It's late at night and Horatio is rubbing his temples. Lucky temples. I'm never going to stop with that, you know, so you might as well get used to it. Khanita enters with some research that might help him. She seems to be holding a transparency: "They ruled that a prisoner could mail his sperm to his wife for artificial insemination. It implies a right to procreate by non-traditional means," Khanita explains. Does it? It sounds messy to me. She thinks it would give him an appeal issue if he needed it. Horatio's all ready to give up. Khanita raises her genetically perfect eyebrows and walks out. Horatio jumps up to explain his reason for becoming a lawyer. From anyone else, I'd be bored with this sort of navel gazing, but Ioan can do anything. Just as long as I have a drool cup. Make that a bowl. "I was an 'A' student with no other particular talent -- that's why people go to law school," he says. Uh. Hm. Dad? Puzer? How do you feel about having no particular talent? Khanita went to law school because she wanted to have a voice in the way things are run. A genetically perfected voice, mind you. "Exactly, 'the way things run' -- what society looks like, whether this little boy lives or dies -- it's all decided by a bunch of people who were good at taking tests and not much else!" Horatio fumes. Khanita says she's sorry about what happened to his case but that's no reason to.... "A boy lives or dies, that's real life, Lee May, just not yours," Horatio smolders. Khanita walks out on her genetically perfect legs. Horatio feels bad, and half-heartedly tries to call her back.

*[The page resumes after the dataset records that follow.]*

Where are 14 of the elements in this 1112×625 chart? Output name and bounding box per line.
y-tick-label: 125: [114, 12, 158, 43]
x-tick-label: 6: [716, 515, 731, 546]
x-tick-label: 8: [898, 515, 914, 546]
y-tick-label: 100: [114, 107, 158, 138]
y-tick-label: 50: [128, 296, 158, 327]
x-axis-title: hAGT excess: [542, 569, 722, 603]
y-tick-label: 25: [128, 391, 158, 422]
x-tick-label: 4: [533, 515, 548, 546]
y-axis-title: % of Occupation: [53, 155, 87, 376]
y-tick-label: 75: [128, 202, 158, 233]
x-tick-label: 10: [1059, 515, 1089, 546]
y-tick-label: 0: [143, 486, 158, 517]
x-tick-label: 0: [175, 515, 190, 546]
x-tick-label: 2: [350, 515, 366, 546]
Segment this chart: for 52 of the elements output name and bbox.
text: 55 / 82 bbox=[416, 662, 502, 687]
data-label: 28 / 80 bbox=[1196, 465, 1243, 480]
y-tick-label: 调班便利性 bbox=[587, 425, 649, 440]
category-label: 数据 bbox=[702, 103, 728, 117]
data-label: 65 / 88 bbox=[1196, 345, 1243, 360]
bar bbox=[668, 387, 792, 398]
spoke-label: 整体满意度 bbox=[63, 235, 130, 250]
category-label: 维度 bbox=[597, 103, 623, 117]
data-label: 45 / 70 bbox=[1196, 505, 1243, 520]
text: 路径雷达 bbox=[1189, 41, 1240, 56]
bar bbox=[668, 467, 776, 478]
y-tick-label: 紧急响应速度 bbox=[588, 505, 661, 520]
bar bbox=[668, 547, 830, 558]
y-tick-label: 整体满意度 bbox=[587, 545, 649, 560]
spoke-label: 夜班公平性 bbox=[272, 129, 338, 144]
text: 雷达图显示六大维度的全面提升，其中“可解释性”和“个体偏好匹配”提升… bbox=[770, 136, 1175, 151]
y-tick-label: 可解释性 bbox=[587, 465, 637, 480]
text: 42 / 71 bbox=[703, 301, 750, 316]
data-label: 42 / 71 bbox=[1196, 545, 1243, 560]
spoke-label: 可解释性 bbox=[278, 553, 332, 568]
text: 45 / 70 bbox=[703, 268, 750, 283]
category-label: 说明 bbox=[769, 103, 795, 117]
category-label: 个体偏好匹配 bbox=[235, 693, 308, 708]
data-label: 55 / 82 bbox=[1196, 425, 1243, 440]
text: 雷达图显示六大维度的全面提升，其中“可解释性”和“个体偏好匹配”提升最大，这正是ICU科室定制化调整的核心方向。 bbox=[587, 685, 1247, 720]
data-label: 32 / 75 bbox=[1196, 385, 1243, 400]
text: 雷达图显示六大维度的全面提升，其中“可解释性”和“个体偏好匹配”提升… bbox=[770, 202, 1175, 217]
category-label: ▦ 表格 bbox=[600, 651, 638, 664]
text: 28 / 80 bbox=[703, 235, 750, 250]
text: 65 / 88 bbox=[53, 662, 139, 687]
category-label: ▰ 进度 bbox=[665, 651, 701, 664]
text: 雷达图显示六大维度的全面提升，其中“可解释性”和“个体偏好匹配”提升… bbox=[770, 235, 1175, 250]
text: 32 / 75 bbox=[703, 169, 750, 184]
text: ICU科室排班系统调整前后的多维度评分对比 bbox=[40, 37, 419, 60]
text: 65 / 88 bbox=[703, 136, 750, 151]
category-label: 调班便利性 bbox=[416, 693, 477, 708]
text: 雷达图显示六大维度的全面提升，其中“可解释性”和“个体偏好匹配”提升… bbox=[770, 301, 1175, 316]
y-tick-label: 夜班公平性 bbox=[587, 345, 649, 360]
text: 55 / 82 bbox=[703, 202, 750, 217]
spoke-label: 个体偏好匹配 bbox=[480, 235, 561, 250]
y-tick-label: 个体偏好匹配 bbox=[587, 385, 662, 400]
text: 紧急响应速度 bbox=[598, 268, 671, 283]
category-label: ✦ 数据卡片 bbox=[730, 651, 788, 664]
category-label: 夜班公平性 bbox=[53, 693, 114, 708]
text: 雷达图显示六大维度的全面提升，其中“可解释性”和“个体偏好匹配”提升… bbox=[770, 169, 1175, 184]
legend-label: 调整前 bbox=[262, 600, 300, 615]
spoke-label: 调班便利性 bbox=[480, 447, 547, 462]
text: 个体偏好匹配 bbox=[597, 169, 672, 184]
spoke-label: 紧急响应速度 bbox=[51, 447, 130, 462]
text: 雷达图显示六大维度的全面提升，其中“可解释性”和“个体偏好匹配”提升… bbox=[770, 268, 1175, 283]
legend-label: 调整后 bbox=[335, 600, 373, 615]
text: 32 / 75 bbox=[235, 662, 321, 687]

Axel plays in a park as the monorail zips by. Hector approaches the Mom and Dad of Clone and introduces himself. They go to talk and, of course, he will convince him to join the case because he's the same man who admired a borrowed necklace and told Richard Gere that it's hard letting something so beautiful get away.
Office. T.J. wonders what his settlement offer is. Khanita and Darwin tell him he gets to join the band on tour and on the live album, provided he gets some minor nips and tucks. T.J. is affronted: "That's not an offer, that's an insult." Darwin tells him it's a gift, since the tour will make everyone money. T.J. argues that he's in good physical shape and he doesn't look that bad, either. Darwin, speaking from his black heart, thinks that most people would be happy to extend their life by a few years. "I got a forty-year-old son. If I'm going to look thirty forever, he better stay twenty or things are going to look pretty confusing at our family reunions," T.J. blusters. Aren't they going to look confusing anyway? I mean, if he drops forty years, won't more people aside from his son look odd by comparison? One of the leather-clad 98 Years walks in to announce that Kevyn is dead. Everyone looks a bit confused but not that upset. "The telomerase? Cancer?" Khanita asks. "A stroke -- the man was seventy-two," 98 Years says. "And he looked so good," Darwin muses. The anvil, how she hurts.